Case Study

Statistical Support to the Fair Housing and Equal Opportunity’s Office of Systemic Investigations at HUD

Challenge: The Fair Housing and Equal Opportunity’s Office of Systemic Investigations at the U.S. Department of Housing and Urban Development (HUD) is charged with identifying lenders, servicers, and/or brokers in residential real estate transactions that potentially violate the Fair Housing Act by discriminating in pricing and/or underwriting residential mortgages. Such types of behavior include incidences of high-cost loans, differences in borrowers' interest rates, and disparities in denial rates among different classes of borrowers.
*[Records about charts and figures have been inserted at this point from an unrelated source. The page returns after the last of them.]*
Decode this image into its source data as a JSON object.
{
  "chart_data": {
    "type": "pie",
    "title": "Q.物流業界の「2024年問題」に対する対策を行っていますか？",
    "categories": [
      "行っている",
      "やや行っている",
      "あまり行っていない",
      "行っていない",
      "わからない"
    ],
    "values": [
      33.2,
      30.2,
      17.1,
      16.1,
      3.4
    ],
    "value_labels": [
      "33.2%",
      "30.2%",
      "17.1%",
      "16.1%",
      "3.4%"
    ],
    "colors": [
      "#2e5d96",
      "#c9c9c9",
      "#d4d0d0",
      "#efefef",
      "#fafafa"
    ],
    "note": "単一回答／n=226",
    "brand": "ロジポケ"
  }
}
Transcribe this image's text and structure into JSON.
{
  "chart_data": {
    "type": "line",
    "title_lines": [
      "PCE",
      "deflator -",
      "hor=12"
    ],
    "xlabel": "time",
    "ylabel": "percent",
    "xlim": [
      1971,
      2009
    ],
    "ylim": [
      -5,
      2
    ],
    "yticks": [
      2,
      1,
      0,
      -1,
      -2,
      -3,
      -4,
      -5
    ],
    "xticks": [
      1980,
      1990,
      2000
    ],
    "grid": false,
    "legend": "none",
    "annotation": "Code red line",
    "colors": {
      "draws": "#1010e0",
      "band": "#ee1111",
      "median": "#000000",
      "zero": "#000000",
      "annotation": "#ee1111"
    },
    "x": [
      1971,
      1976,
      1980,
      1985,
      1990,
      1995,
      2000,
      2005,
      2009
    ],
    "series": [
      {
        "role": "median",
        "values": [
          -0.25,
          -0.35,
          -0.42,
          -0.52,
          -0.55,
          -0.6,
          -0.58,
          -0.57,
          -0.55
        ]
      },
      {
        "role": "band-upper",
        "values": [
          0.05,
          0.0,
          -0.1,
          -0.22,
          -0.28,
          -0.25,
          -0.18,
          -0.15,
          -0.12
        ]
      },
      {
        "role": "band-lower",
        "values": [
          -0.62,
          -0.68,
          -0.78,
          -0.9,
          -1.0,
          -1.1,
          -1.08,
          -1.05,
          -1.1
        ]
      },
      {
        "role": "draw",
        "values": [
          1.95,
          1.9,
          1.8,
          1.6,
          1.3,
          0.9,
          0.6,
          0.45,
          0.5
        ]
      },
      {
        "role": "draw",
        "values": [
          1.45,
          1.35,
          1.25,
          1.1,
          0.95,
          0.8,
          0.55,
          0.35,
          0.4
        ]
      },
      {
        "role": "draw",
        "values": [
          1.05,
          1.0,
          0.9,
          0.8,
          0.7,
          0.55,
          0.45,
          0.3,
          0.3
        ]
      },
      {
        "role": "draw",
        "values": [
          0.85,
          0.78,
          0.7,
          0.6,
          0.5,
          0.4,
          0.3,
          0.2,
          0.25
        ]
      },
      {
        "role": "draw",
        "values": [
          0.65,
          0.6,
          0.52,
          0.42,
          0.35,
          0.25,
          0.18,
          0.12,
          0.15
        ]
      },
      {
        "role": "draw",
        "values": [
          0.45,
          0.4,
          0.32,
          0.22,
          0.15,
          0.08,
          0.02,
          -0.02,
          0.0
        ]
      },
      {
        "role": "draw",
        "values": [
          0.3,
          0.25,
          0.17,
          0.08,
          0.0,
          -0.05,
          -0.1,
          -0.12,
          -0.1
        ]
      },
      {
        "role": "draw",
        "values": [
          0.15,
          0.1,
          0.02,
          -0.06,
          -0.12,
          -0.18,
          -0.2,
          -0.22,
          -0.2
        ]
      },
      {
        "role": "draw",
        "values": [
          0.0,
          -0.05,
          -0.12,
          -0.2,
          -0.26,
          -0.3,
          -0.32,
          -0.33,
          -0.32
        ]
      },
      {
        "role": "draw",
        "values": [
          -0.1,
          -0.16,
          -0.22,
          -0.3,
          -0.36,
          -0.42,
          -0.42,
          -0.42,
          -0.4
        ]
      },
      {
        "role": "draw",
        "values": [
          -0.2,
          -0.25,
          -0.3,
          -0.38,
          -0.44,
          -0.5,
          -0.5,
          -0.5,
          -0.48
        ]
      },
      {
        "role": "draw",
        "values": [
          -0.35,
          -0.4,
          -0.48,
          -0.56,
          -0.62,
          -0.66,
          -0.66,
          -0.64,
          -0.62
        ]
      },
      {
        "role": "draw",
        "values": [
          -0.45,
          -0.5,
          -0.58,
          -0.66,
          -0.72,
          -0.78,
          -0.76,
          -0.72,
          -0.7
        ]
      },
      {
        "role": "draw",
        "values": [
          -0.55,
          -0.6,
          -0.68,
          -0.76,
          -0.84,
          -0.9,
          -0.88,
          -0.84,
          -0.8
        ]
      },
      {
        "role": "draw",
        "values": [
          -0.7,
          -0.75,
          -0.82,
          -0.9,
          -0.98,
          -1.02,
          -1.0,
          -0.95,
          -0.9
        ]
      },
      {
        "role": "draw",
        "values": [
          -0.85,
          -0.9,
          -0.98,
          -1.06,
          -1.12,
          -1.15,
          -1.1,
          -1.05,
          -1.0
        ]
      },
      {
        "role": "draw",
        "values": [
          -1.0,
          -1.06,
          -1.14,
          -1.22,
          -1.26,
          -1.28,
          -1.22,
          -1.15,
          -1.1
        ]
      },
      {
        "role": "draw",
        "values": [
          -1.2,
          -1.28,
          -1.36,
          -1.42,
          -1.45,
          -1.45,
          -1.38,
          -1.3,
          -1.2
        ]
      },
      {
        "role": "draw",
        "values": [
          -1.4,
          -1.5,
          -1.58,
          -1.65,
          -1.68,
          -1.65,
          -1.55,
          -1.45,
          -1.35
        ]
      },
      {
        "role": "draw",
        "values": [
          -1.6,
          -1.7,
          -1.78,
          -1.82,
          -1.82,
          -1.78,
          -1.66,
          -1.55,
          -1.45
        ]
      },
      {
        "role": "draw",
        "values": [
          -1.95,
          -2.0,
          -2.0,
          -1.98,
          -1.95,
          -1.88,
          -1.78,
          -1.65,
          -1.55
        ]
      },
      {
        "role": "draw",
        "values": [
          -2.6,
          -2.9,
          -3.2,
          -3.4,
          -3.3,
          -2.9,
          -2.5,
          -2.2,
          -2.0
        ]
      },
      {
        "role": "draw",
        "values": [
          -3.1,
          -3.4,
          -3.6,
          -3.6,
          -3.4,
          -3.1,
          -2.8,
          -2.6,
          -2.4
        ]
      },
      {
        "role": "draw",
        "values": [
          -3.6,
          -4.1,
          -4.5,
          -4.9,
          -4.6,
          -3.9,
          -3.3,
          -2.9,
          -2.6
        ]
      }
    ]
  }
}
When cases of potential discrimination are found, HUD is tasked with investigating individual instances of discriminatory practices.

Solution: Summit utilized advanced statistical techniques to screen residential-mortgage data (HMDA) provided to HUD for disparities in denial rates among protected classes of individuals. For investigations of particular lenders, Summit analyzed lender-provided loan-application data and specified a set of econometric models meant to mimic the underwriting guidelines for particular loan programs. These models indicated whether race has a systematic impact on the underwriting decision, when taking into consideration borrower characteristics such as creditworthiness, income, and other factors. In addition, for lenders currently under investigation, Summit used statistical-matching techniques including Mahalanobis Distance Matching (MDM) and Coarsened Exact Matching (CEM) to identify particular loan applicants for further review by HUD investigators.